Egemenlerin karşılık almadan söyleyebildiği her yalan, sınıf kardeşlerimize faşistler tarafından düzenlenen her saldırı, sendika ve sosyal demokratlar tarafından ihanet edilen işçi sınıfının her mücadelesi, demir parmaklıklar arkasında olan her yoldaş ve polis tarafından dağıtılan her bir yürüyüş aynı zamanda böyle bir partinin olmasına acil bir çağrıdır.

Çabalarımızda yanlız olmadığımizı biliyoruz. Almanya’da bu sisteme duydukları kin ve sınıfımıza duydukları sevgide birleşen çok sayıda samimi devrimci bulunuyor. Devrimci güçler bir örgütte birleştirmeye dair değişik çabaların olduğunu da biliyoruz. Fakat diğer yandan çok fazla insan da belli sınırlanmış olan alanlarla, “başka biri yapmalı” umudu ile, parti daha sonra oluşacak düşüncesine sahip yada zaten “parti” biziz diyerek yetiniyorlar.
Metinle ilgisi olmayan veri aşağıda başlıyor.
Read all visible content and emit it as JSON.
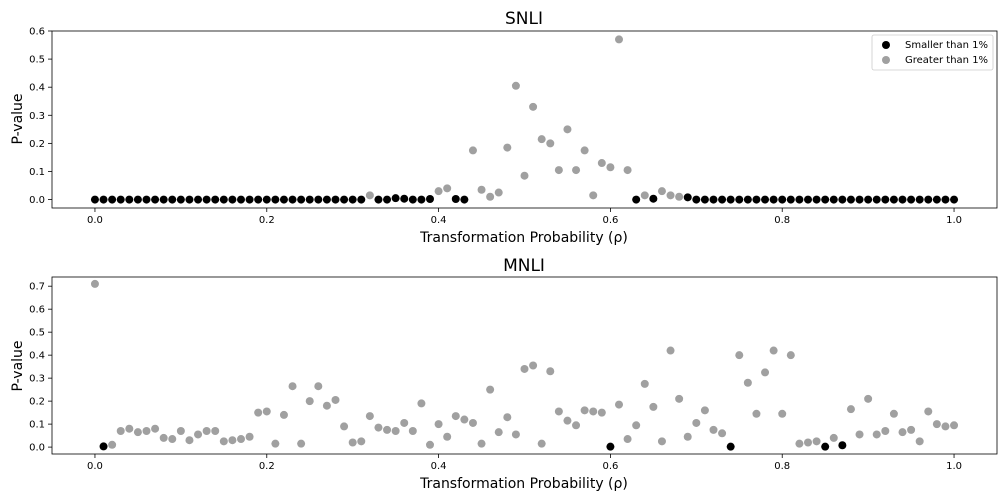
{
  "colors": {
    "smaller": "#000000",
    "greater": "#a0a0a0"
  },
  "chart_data": [
    {
      "type": "scatter",
      "title": "SNLI",
      "xlabel": "Transformation Probability (ρ)",
      "ylabel": "P-value",
      "xlim": [
        -0.05,
        1.05
      ],
      "ylim": [
        -0.03,
        0.6
      ],
      "xticks": [
        "0.0",
        "0.2",
        "0.4",
        "0.6",
        "0.8",
        "1.0"
      ],
      "yticks": [
        "0.0",
        "0.1",
        "0.2",
        "0.3",
        "0.4",
        "0.5",
        "0.6"
      ],
      "grid": false,
      "legend_position": "top-right",
      "series": [
        {
          "name": "Smaller than 1%",
          "color": "#000000",
          "x": [
            0.0,
            0.01,
            0.02,
            0.03,
            0.04,
            0.05,
            0.06,
            0.07,
            0.08,
            0.09,
            0.1,
            0.11,
            0.12,
            0.13,
            0.14,
            0.15,
            0.16,
            0.17,
            0.18,
            0.19,
            0.2,
            0.21,
            0.22,
            0.23,
            0.24,
            0.25,
            0.26,
            0.27,
            0.28,
            0.29,
            0.3,
            0.31,
            0.33,
            0.34,
            0.35,
            0.36,
            0.37,
            0.38,
            0.39,
            0.42,
            0.43,
            0.63,
            0.65,
            0.69,
            0.7,
            0.71,
            0.72,
            0.73,
            0.74,
            0.75,
            0.76,
            0.77,
            0.78,
            0.79,
            0.8,
            0.81,
            0.82,
            0.83,
            0.84,
            0.85,
            0.86,
            0.87,
            0.88,
            0.89,
            0.9,
            0.91,
            0.92,
            0.93,
            0.94,
            0.95,
            0.96,
            0.97,
            0.98,
            0.99,
            1.0
          ],
          "y": [
            0,
            0,
            0,
            0,
            0,
            0,
            0,
            0,
            0,
            0,
            0,
            0,
            0,
            0,
            0,
            0,
            0,
            0,
            0,
            0,
            0,
            0,
            0,
            0,
            0,
            0,
            0,
            0,
            0,
            0,
            0,
            0,
            0,
            0,
            0.005,
            0.003,
            0,
            0,
            0.002,
            0.002,
            0,
            0,
            0.003,
            0.008,
            0,
            0,
            0,
            0,
            0,
            0,
            0,
            0,
            0,
            0,
            0,
            0,
            0,
            0,
            0,
            0,
            0,
            0,
            0,
            0,
            0,
            0,
            0,
            0,
            0,
            0,
            0,
            0,
            0,
            0,
            0
          ]
        },
        {
          "name": "Greater than 1%",
          "color": "#a0a0a0",
          "x": [
            0.32,
            0.4,
            0.41,
            0.44,
            0.45,
            0.46,
            0.47,
            0.48,
            0.49,
            0.5,
            0.51,
            0.52,
            0.53,
            0.54,
            0.55,
            0.56,
            0.57,
            0.58,
            0.59,
            0.6,
            0.61,
            0.62,
            0.64,
            0.66,
            0.67,
            0.68
          ],
          "y": [
            0.015,
            0.03,
            0.04,
            0.175,
            0.035,
            0.01,
            0.025,
            0.185,
            0.405,
            0.085,
            0.33,
            0.215,
            0.2,
            0.105,
            0.25,
            0.105,
            0.175,
            0.015,
            0.13,
            0.115,
            0.57,
            0.105,
            0.015,
            0.03,
            0.015,
            0.01
          ]
        }
      ]
    },
    {
      "type": "scatter",
      "title": "MNLI",
      "xlabel": "Transformation Probability (ρ)",
      "ylabel": "P-value",
      "xlim": [
        -0.05,
        1.05
      ],
      "ylim": [
        -0.03,
        0.74
      ],
      "xticks": [
        "0.0",
        "0.2",
        "0.4",
        "0.6",
        "0.8",
        "1.0"
      ],
      "yticks": [
        "0.0",
        "0.1",
        "0.2",
        "0.3",
        "0.4",
        "0.5",
        "0.6",
        "0.7"
      ],
      "grid": false,
      "series": [
        {
          "name": "Smaller than 1%",
          "color": "#000000",
          "x": [
            0.01,
            0.6,
            0.74,
            0.85,
            0.87
          ],
          "y": [
            0.003,
            0.002,
            0.002,
            0.002,
            0.008
          ]
        },
        {
          "name": "Greater than 1%",
          "color": "#a0a0a0",
          "x": [
            0.0,
            0.02,
            0.03,
            0.04,
            0.05,
            0.06,
            0.07,
            0.08,
            0.09,
            0.1,
            0.11,
            0.12,
            0.13,
            0.14,
            0.15,
            0.16,
            0.17,
            0.18,
            0.19,
            0.2,
            0.21,
            0.22,
            0.23,
            0.24,
            0.25,
            0.26,
            0.27,
            0.28,
            0.29,
            0.3,
            0.31,
            0.32,
            0.33,
            0.34,
            0.35,
            0.36,
            0.37,
            0.38,
            0.39,
            0.4,
            0.41,
            0.42,
            0.43,
            0.44,
            0.45,
            0.46,
            0.47,
            0.48,
            0.49,
            0.5,
            0.51,
            0.52,
            0.53,
            0.54,
            0.55,
            0.56,
            0.57,
            0.58,
            0.59,
            0.61,
            0.62,
            0.63,
            0.64,
            0.65,
            0.66,
            0.67,
            0.68,
            0.69,
            0.7,
            0.71,
            0.72,
            0.73,
            0.75,
            0.76,
            0.77,
            0.78,
            0.79,
            0.8,
            0.81,
            0.82,
            0.83,
            0.84,
            0.86,
            0.88,
            0.89,
            0.9,
            0.91,
            0.92,
            0.93,
            0.94,
            0.95,
            0.96,
            0.97,
            0.98,
            0.99,
            1.0
          ],
          "y": [
            0.71,
            0.01,
            0.07,
            0.08,
            0.065,
            0.07,
            0.08,
            0.04,
            0.035,
            0.07,
            0.03,
            0.055,
            0.07,
            0.07,
            0.025,
            0.03,
            0.035,
            0.045,
            0.15,
            0.155,
            0.015,
            0.14,
            0.265,
            0.015,
            0.2,
            0.265,
            0.18,
            0.205,
            0.09,
            0.02,
            0.025,
            0.135,
            0.085,
            0.075,
            0.07,
            0.105,
            0.07,
            0.19,
            0.01,
            0.1,
            0.045,
            0.135,
            0.12,
            0.105,
            0.015,
            0.25,
            0.065,
            0.13,
            0.055,
            0.34,
            0.355,
            0.015,
            0.33,
            0.155,
            0.115,
            0.095,
            0.16,
            0.155,
            0.15,
            0.185,
            0.035,
            0.095,
            0.275,
            0.175,
            0.025,
            0.42,
            0.21,
            0.045,
            0.105,
            0.16,
            0.075,
            0.06,
            0.4,
            0.28,
            0.145,
            0.325,
            0.42,
            0.145,
            0.4,
            0.015,
            0.02,
            0.025,
            0.04,
            0.165,
            0.055,
            0.21,
            0.055,
            0.07,
            0.145,
            0.065,
            0.075,
            0.025,
            0.155,
            0.1,
            0.09,
            0.095
          ]
        }
      ]
    }
  ]
}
Emperyalizmin vahşeti, kitlelerin umudu ve bu günden ayak seslerini duyduran devrimci ayaklanmalar bize artık bireyselliğin, dar grupçuluğun, sınır çizme fetişizmine ve dar bakışlığı, statükoculuk ve şematizme son vermeye zorladıklarını düşüncesindeyiz.

Komünist İnşa ile, ortak ilkeler temelinde komünistlerin birligi icin mücadele vermeyi kendine görev edinen bir örgütü kuruyoruz. Örgütümüz ile, gelecekteki devrimci Komünist Partiye bir katki sunmak istiyoruz. Şimdiye kadar, böyle bir örgütün yoksunlugu yaşadığımızı düsünmekteyiz.
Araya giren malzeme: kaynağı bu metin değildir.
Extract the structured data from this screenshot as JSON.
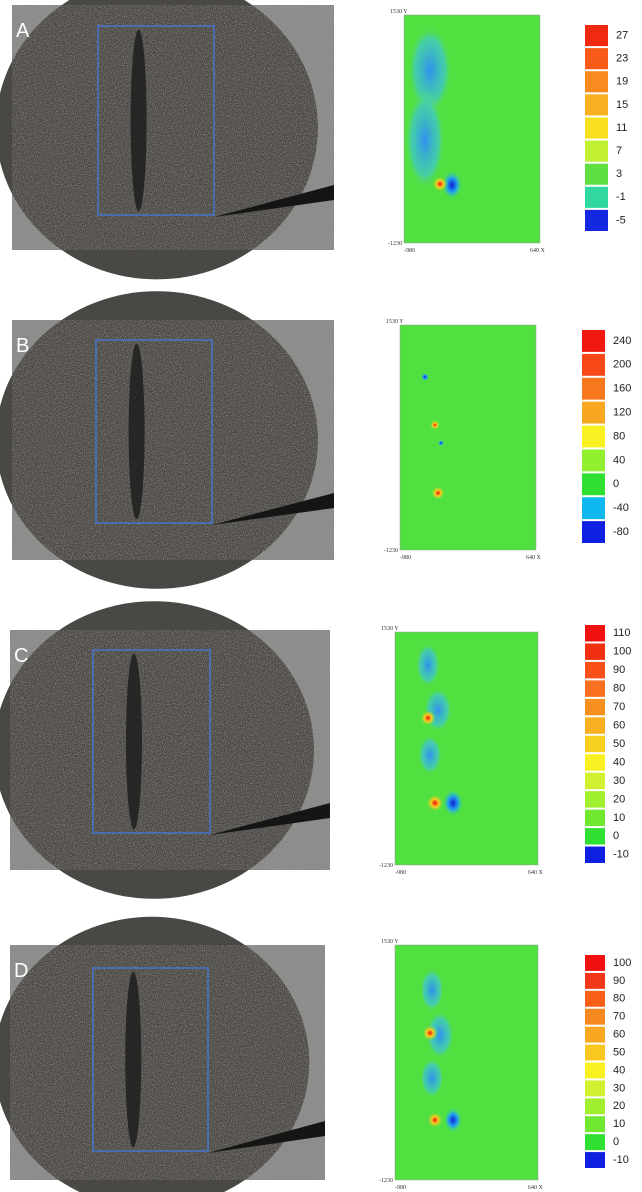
{
  "panels": [
    {
      "label": "A",
      "map": {
        "y_top": "1530 Y",
        "y_bottom": "-1230",
        "x_left": "-980",
        "x_right": "640 X"
      },
      "colorbar": {
        "labels": [
          27,
          23,
          19,
          15,
          11,
          7,
          3,
          -1,
          -5
        ],
        "colors": [
          "#f02a10",
          "#f85a18",
          "#f88a20",
          "#f8b020",
          "#f8e020",
          "#c0f030",
          "#60e040",
          "#30d8a0",
          "#1428e0"
        ]
      }
    },
    {
      "label": "B",
      "map": {
        "y_top": "1530 Y",
        "y_bottom": "-1230",
        "x_left": "-980",
        "x_right": "640 X"
      },
      "colorbar": {
        "labels": [
          240,
          200,
          160,
          120,
          80,
          40,
          0,
          -40,
          -80
        ],
        "colors": [
          "#f01810",
          "#f84818",
          "#f87820",
          "#f8a820",
          "#f8f020",
          "#90f030",
          "#30e030",
          "#10b8f0",
          "#1020e0"
        ]
      }
    },
    {
      "label": "C",
      "map": {
        "y_top": "1530 Y",
        "y_bottom": "-1230",
        "x_left": "-980",
        "x_right": "640 X"
      },
      "colorbar": {
        "labels": [
          110,
          100,
          90,
          80,
          70,
          60,
          50,
          40,
          30,
          20,
          10,
          0,
          -10
        ],
        "colors": [
          "#f01010",
          "#f03010",
          "#f85018",
          "#f87020",
          "#f89020",
          "#f8b020",
          "#f8d020",
          "#f8f020",
          "#d0f030",
          "#a0f030",
          "#70e830",
          "#30e030",
          "#1020e0"
        ]
      }
    },
    {
      "label": "D",
      "map": {
        "y_top": "1530 Y",
        "y_bottom": "-1230",
        "x_left": "-980",
        "x_right": "640 X"
      },
      "colorbar": {
        "labels": [
          100,
          90,
          80,
          70,
          60,
          50,
          40,
          30,
          20,
          10,
          0,
          -10
        ],
        "colors": [
          "#f01010",
          "#f03818",
          "#f86018",
          "#f88820",
          "#f8a820",
          "#f8c820",
          "#f8f020",
          "#d0f030",
          "#a0f030",
          "#70e830",
          "#30e030",
          "#1020e0"
        ]
      }
    }
  ]
}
Komünist Partinin inşası kadar daha hangi adımlar ve farklı yollar yürümemiz gerekeceğini devrimci analiz ve pratik gösterecektir. Fakat biz şuna eminiz, bu yolu tartışma açıklığı, yaratıcılık, bilgi endinme arzusu, dayanışma, netlik, ciddiyet, militanlık ve birleşik devrimci mücadelelerle dövmemiz gerekiyor. Bu hedefleri paylaşan bütün devrimcilere, komünist partinin inşasi ve komünistlerin birliği icin mücadelemize katilmaya davet ediyoruz.